We had a rather strange question recently. Someone applying for a cadet pilot programme that had failed asked us if AEA "course content is going to be similar to the real test, like making a cabin announcement because otherwise it would be a waste of time and money".
There are many ICAO English tests, and though they vary in format, the language tasks assessed should be within a range of topics that have been identified in ICAO 9835 as being relevant. However ICAO does not endorse or approve courses, tests and raters, and some language tasks might not be suitable for ab initio and low hour pilots. Therefore the Aviation English Organisation was formed by an independent body of linguistic and aviation experts to assess the quality of rating organisations, teachers and courses. The course and test assessment mechanism is called the AEROSTA Framework. When you see that a course "conforms to the AEROSTA Framework" that is your guarantee that it is relevant and meaningful to you at your current experience level.
A test can change, and any decent test provider will have a question bank of at least 100 versions, so it's not really a matter of whether a course is focused on the content of a test, it's a matter of whether a test or a course conforms to the AEROSTA Framework and ICAO 9835.
Let's look at some examples of topics which were included in a recent ICAO English test conducted in Hong Kong.
|Test content (domains)||Identified in the AEROSTA Framework / ICAO 9835||Full range of associated language tasks included in Aviation English Asia Ltd courses|
|Decompression||Yes||Yes, but airline procedures not a valid topic for low hour pilots|
|System failure - unable to capture the localiser, flap extension problems||Yes||Yes|
|Forced landings, including procedures and announcements||Yes||Yes, but airline procedures not a valid topic for low hour pilots|
|Radio call and practice||Yes||Yes|
You can see that relevant topics are well covered on AVIATION ENGLISH ASIA LTD courses. In fact, by coincidence all of those topics were offered within the previous 10 days. Cockpit to crew communication is included, as is every relevant communicative function of ICAO 9835.
it's not what you answer, it's how well you answer
Of course, it's not just a matter of a course conforming - teachers must also surpass minimum requirements and have recognised teaching qualifications too.
An English test should not be about knowledge, it should be about language proficiency. AEROSTA based courses include specific activities to improve proficiency in relevant and valid language tasks. For example, negotiating a level change or giving a visual impression of damage is relevant. Describing a picture is not relevant. Comprehension of an ATIS is relevant, comprehension of non-routine situations with strong interference might not be relevant to a student pilot. The danger is that focusing on the test content could lead the candidate to neglect improving the actual language skills required. A test which rewards candidates for rote memorisation of answers is not valid or reliable, particularly so when test content is beyond the candidate's experience.
The ICAO English test is not necessarily the "real" ICAO test
ICAO tests designed for cadets are often just filters. It's not fair to assess candidates on operational knowledge beyond their experience. A pilot should expect to be tested again and again throughout their career. For example, in a recent internal English test at Flight Training Adelaide 5/11 candidates failed a listening comprehension activity. Two of those candidates had already scored level 6 in an ICAO English test conducted in Hong Kong.

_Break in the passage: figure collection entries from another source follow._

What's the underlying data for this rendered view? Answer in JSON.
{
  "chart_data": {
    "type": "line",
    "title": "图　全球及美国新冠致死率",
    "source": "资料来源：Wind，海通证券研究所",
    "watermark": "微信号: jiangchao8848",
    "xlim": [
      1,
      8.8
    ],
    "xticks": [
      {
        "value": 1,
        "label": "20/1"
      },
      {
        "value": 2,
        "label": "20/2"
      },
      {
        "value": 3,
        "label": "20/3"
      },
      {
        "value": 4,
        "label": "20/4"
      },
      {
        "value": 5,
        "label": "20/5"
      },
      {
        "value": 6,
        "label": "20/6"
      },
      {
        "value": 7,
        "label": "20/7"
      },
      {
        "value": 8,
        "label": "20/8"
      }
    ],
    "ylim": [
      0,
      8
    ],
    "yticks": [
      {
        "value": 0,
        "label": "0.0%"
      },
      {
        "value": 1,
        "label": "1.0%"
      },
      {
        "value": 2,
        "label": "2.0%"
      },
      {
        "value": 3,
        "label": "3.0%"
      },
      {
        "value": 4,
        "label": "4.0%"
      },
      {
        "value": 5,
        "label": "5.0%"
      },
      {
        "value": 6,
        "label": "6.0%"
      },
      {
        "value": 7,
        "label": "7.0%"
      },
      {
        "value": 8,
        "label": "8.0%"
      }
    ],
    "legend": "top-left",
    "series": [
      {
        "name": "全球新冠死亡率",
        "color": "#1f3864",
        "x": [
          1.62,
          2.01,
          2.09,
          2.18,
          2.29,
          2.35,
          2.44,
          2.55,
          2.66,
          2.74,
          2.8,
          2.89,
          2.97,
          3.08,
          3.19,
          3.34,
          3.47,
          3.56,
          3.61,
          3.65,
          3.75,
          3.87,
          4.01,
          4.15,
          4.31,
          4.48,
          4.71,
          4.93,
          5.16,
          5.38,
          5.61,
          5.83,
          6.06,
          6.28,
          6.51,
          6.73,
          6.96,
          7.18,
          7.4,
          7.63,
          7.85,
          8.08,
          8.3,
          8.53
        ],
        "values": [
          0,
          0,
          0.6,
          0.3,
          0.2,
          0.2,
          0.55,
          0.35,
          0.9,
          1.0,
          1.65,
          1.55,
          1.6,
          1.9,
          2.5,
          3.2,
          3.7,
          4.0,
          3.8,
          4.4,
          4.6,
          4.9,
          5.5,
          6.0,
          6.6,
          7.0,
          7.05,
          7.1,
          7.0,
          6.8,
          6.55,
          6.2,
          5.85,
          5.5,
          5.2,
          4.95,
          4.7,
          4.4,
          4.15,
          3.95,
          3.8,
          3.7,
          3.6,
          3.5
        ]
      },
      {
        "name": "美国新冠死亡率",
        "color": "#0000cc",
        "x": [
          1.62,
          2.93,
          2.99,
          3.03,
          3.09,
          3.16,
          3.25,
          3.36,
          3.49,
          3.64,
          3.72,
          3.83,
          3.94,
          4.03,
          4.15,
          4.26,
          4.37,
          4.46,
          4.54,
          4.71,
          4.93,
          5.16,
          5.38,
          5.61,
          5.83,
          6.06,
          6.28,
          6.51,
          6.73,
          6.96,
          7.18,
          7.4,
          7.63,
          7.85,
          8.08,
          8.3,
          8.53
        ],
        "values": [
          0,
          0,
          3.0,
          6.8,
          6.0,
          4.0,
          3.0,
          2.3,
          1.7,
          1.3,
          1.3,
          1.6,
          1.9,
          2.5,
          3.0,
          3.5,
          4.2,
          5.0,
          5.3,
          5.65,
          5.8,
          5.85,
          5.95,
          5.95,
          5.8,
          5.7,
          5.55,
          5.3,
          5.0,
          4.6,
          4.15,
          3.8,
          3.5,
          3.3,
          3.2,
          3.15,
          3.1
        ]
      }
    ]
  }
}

AEROSTA is the guarantee of excellence in Aviation English Teaching
For example a rating organisation which gives unreliable (inconsistent) ratings would not conform, similarly an English teacher who claims to be "ICAO approved" would not conform, and an English course which is only focused on replicating the content of the test without real life application would also not conform.
An Aviation English course which teaches a range of relevant language skills, and improves proficiency within those domains would conform. Aviation English Asia Ltd is the only training provider in Hong Kong which wholly conforms to the AEROSTA Framework. AEROSTA based tests and courses are used internally within a number of organisations, including Cathay Pacific Airways and Airport Authority Hong Kong.
Yes, Aviation English Asia Ltd can help you pass the real ICAO test
It is natural that you should want to pass a test, and of course Aviation English Asia Ltd can help with that. But you should be cautious of English teachers who try to manipulate gullible candidates saying that they can teach you to "pass the test" or teach "content similar to the real test". The truth is that as a training provider to airlines and airports where genuine proficiency is important we see many problems facing high-stakes candidates that were caused by high test scores but low proficiency.
There are no magic pills for proficiency but I can say that a fair and properly conducted test is not at all difficult to pass. The vast majority of AEA students do well in tests but there are also factors such as low starting level (they need a longer course), or unreliable testing. In fact, Aviation English Asia Ltd guarantee that if you follow our recommendations you will pass a test which conforms to the AEROSTA Framework.